EDIT: In lieu of Nikita's response, I think a better question would be can nonzero correlations of vertex operators be written in terms of the current algebra? Although by 'NOTE 2' below, maybe even this isn't necessary.
In the case of products of vertex operators (say for a single boson, which corresponds to a $U(1)_1$ WZW model), vertex correlations with some neutrality condition $\sum_i {\alpha_i} = 0$, the correlator $\langle e^{i \alpha_1 \phi(x_1)} \cdots e^{i \alpha_n (x_n)} \rangle$ can be written in terms of the currents $\epsilon_{\mu\nu} \partial^\nu \phi$ since the argument of the exponential can be written as
$$\sum_i \alpha_i \phi(x_i) = - \alpha_1 \int_{x_1}^{x_2} dx^\mu \partial_\mu \phi(x) - (\alpha_1 + \alpha_2) \int_{x_2}^{x_3} dx^\mu \partial_\mu \phi(x) - \cdots - (\alpha_1 + \alpha_2 + \cdots + \alpha_{n-1}) \int_{x_{n-1}}^{x_n} dx^\mu \partial_\mu \phi(x).$$
As such, these products of vertex operators are written as a 'non-local' integral of currents away from the insertion points. However, note that these representations are not 'universal' in the sense that there may be many ways to write these integrals.
For $U(1)_k$, primary fields correspond to restricting $\alpha_i \in \frac{1}{\sqrt{k}} \mathbb{Z}$, so such a presciption does indeed exist. The question is now to generalize the above to $U(N)_k$.

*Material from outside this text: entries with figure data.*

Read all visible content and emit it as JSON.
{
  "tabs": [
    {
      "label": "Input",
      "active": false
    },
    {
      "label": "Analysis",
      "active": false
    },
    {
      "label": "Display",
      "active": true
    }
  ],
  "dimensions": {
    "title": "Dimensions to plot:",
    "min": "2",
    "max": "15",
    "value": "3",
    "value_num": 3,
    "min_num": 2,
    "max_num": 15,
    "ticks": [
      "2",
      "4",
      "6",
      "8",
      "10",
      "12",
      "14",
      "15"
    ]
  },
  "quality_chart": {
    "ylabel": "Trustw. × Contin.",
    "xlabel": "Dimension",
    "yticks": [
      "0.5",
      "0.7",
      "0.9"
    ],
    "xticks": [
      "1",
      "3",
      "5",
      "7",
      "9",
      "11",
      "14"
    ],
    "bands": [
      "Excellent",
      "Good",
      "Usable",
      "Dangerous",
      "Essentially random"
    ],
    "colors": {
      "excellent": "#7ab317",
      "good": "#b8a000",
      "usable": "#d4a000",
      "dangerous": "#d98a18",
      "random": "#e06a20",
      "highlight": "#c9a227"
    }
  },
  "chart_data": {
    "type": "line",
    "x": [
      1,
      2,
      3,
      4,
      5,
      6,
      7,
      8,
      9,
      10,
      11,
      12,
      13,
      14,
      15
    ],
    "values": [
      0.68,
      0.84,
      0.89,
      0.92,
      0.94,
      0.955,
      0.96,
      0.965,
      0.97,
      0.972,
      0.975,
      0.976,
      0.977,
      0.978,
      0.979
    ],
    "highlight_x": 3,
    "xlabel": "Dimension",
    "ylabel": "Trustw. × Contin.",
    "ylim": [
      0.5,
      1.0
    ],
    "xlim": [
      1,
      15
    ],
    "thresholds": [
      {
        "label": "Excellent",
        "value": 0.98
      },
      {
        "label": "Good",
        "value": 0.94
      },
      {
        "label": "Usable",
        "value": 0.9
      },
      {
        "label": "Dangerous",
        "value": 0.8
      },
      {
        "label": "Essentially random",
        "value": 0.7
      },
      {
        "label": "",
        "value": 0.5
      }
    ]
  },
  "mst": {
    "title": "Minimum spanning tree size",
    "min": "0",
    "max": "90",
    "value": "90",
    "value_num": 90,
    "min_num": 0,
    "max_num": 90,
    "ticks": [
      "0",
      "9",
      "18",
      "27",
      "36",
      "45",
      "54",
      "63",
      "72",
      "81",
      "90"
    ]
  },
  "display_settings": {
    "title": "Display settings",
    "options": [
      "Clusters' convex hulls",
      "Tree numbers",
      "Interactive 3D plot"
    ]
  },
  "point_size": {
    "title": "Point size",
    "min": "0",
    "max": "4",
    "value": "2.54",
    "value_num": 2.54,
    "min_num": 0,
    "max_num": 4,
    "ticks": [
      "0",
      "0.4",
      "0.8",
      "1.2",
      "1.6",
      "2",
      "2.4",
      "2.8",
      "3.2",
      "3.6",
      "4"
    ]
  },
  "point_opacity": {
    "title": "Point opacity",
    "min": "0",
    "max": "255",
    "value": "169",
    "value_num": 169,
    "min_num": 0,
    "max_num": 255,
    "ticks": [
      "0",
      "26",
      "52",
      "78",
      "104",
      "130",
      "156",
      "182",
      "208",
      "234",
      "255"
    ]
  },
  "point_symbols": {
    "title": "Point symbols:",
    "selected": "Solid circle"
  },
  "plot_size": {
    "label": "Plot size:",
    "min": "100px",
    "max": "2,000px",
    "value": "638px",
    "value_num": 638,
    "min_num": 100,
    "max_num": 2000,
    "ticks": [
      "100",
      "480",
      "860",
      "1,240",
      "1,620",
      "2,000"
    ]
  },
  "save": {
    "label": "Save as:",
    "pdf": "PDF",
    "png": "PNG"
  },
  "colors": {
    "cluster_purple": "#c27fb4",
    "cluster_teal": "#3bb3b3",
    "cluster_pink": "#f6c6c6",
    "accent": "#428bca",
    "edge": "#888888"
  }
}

NOTE: Regarding $U(1)_k$, a somewhat more aesthetic way to write the correlations are in terms of $k$ independent boson fields $\{\phi^{(1)} \cdots \phi^{(k)}\}$, $e^{i \frac{n}{\sqrt{k}} \phi(x)} \mapsto e^{i \frac{n}{k} \sum_{i=1}^{k} \phi^{(i)}(x)}$, which trades a nasty factor of $1/\sqrt{k}$ for a factor $1/k$. This is also nice because the current of $U(1)_k$ can be written as $J = \sum_{i=1}^{k} \epsilon_{\mu \nu} \partial^\nu \phi^{(i)}$, the diagonal algebra of $k$ boson currents. So, the notion of $k$ independent layers of the currents should somehow play a role in such constructions.
NOTE 2: Note that if we impose $\phi(z) \xrightarrow{z \to \infty} 0$, we'd have $\phi(z) = \int_{\infty}^{z} dx^{\mu} \partial_\mu \phi(x)$, so even the operators $e^{\alpha \phi(z)}$ by themselves have such a representation.